Because the various embodiments of the present invention utilize a device having a human-viewable image which is associated with a resource at an electronic address and machine-readable data for linking to the electronic address, they provide a significant improvement in that the addressing format and the address itself become more transparent to the end user. Consequently, the problem of address complexity is addressed using embodiments of the network navigation device.

Further, the criticality of reserving desired domain names is reduced. Additionally, the various embodiments of the present invention as herein-described provide an apparatus for reading network navigation devices to link to resources in an electronic network. By including both a data reader and a user interface, the apparatus is capable of both initiating a link to a resource and receiving user-initiated commands for navigating within the resource. The apparatus can communicate with or be included in a peripheral for the network access apparatus. It will be apparent to those skilled in the art that the disclosed invention may be modified in numerous ways and may assume many embodiments other than the preferred form specifically set out and described above. Accordingly, it is intended by the appended claims to cover all modifications of the invention which fall within the true spirit and scope of the invention.

What is claimed is:

Claims

Claims

1. An apparatus for reading data from a network navigation device, the apparatus comprising: a data reader which reads the data from the network navigation device, the data including a navigation instruction associated with a resource in an electronic network; and a transmitter in communication with the data reader to transmit a first signal associated with the data.

2. The apparatus of claim 1 further comprising a user interface to receive a user- initiated action for navigating within the resource, the user interface in communication with the transmitter to transmit a second signal associated with the user-initiated action.

3. The apparatus of claim 2 wherein the user interface includes a pointing device for navigating within the resource, the user interface further including a switching device which supports the pointing device, the switching device receiving the second user-initiated action for activating the data reader.

4. The apparatus of claim 2 further comprising a housing having a first face from which the data reader reads the machine-readable data from the network navigation device and a second face at which the user-initiated action is received by the user interface.

5. The apparatus of claim 1 further comprising a housing defining a first axis about which the housing is grasped by a user, the data reader being mounted with respect to the housing to generate a scanning light beam along a second axis substantially parallel to the first axis.

6. A peripheral for a network access apparatus, the peripheral comprising: a receiver which receives a first signal associated with machine-readable data read from a network navigation device, the first signal including at least one instruction for linking the network access apparatus with a resource in an electronic network; and a processor operatively associated with the receiver to direct the at least one instruction to at least one of the network access apparatus and the electronic network to link the network access apparatus with the resource.

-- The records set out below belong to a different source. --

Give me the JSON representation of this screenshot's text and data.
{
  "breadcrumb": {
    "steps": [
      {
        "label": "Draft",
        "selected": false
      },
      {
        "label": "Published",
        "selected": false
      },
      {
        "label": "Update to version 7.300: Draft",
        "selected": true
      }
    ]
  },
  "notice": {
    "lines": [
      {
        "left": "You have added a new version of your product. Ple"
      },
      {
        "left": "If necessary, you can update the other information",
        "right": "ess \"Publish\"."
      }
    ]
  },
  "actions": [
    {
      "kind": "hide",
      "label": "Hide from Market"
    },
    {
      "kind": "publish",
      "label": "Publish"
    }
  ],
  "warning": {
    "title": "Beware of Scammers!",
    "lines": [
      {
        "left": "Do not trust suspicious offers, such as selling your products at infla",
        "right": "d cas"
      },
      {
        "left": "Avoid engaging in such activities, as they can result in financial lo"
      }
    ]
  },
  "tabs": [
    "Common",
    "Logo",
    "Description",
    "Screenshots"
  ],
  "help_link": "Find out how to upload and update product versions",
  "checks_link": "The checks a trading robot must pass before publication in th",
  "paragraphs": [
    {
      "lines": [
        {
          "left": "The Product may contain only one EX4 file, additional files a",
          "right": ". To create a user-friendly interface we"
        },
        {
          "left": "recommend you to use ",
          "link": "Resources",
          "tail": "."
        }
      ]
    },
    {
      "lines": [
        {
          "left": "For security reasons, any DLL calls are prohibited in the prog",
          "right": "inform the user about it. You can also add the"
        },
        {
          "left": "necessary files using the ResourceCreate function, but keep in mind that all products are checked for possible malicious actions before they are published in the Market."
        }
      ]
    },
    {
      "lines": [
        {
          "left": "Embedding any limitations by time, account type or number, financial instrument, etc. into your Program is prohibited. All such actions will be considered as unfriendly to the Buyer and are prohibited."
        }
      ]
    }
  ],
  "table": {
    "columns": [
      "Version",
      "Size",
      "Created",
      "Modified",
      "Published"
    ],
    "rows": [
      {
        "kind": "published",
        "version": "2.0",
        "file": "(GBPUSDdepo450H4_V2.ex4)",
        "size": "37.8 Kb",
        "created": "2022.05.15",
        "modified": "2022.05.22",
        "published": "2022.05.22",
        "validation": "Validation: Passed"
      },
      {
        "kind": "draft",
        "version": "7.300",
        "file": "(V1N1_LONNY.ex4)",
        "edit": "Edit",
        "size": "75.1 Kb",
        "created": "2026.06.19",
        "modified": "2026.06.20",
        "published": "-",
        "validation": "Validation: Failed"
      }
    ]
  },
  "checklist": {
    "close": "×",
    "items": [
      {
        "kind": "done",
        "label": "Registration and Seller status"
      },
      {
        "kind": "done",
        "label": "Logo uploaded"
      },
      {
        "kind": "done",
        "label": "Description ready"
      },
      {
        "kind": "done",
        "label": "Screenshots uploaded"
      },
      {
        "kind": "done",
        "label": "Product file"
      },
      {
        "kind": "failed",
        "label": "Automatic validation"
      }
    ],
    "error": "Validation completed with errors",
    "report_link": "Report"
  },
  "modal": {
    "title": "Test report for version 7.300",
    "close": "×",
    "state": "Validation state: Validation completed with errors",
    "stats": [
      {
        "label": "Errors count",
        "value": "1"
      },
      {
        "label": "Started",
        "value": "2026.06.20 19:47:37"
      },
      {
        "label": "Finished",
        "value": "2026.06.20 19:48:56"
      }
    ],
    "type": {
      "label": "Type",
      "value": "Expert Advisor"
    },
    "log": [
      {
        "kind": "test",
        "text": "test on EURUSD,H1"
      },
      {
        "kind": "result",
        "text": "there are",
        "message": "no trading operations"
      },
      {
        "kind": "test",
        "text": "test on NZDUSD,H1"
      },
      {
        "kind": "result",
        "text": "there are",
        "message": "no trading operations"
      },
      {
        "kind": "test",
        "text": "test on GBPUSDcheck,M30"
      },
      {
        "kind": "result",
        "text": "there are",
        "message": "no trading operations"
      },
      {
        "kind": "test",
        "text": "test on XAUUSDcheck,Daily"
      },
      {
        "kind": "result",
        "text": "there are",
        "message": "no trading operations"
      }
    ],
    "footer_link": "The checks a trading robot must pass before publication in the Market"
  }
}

7. The peripheral of claim 6 wherein the at least one instruction includes a first instruction and a second instruction, wherein the processor directs the first instruction to the network access apparatus, and wherein the processor directs the second instruction to the electronic network.

8. The peripheral of claim 13 wherein the network access apparatus includes a computer or a television receiver.

9. The peripheral of claim 13 further comprising a transmitter which transmits a second signal to initiate a remote transmission of the first signal.

10. The peripheral of claim 6 wherein the at least one instruction includes at least one of an electronic address of the resource, at least a portion of a uniform resource locator associated with the resource, at least a portion of an internet protocol address associated with the resource, and an instruction for selecting a client routine to be executed by the network access apparatus.